Emmi hört eine Weile zu, dann meint Elvira. „Kannst du versuchen, das einmal zu begleiten? Erst mal hier hinten, dann später vielleicht mit dem Mikro?
Emmi hat längst angefangen, das in ihrem Kopf zu tun und sie fängt jetzt an zu summen.
Elvira geht kurz entschlossen hinter die Bühne und holt sich eines der Textblätter. Sie gibt das Emmi und Emmi beginnt. Dann wird Louis aufmerksam. „Was’n das? Kannste nich’ mal hochkomm’n. Haste’ schon mal mit’m Mikro gesung’n?“ An diesem Tag fängt Emmi an, mit Louis zu üben.
Noch vor Weihnachten schreibt die Gruppe einige Texte um. Sie schreiben einen eigenen Gesangspart für Emmi und sie studieren das ein.
An Weihnachten tritt die Gruppe zweimal im Zentrum auf. Emmi darf bei drei Stücken die erste Stimme singen. In den andern bleibt sie im Hintergrund, und versucht Louis zu begleiten.

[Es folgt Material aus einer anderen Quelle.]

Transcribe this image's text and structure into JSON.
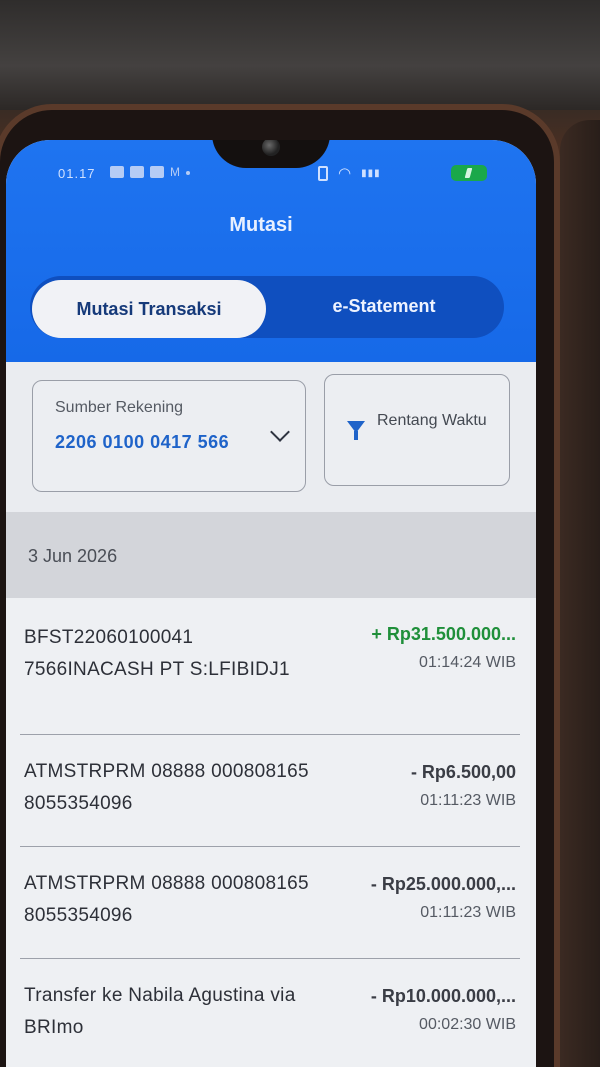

Elvira steht im Publikum. Sie staunt. Das ist noch unfertig, aber das ist der Sound, der die Menschen einfängt. Sie sieht die Reaktion des Publikums. Sie spürt die Vibrationen, und sie weiß, das ist der Beginn einer neuen Ära.
Kapitel 2. Berlin. Die Jahre 2054 und 2055
2.1
Die Gruppe von Louis lässt sich Zeit. Sie überstürzt nichts. Sie arbeitet an der Musik. Sie arbeitet an den Texten. Sie arbeiteten an Emmis Stimme, und sie arbeiteten an diesem Duett von Louis Gesang und Emmi. Sie entwickeln einen völlig neuen Stil.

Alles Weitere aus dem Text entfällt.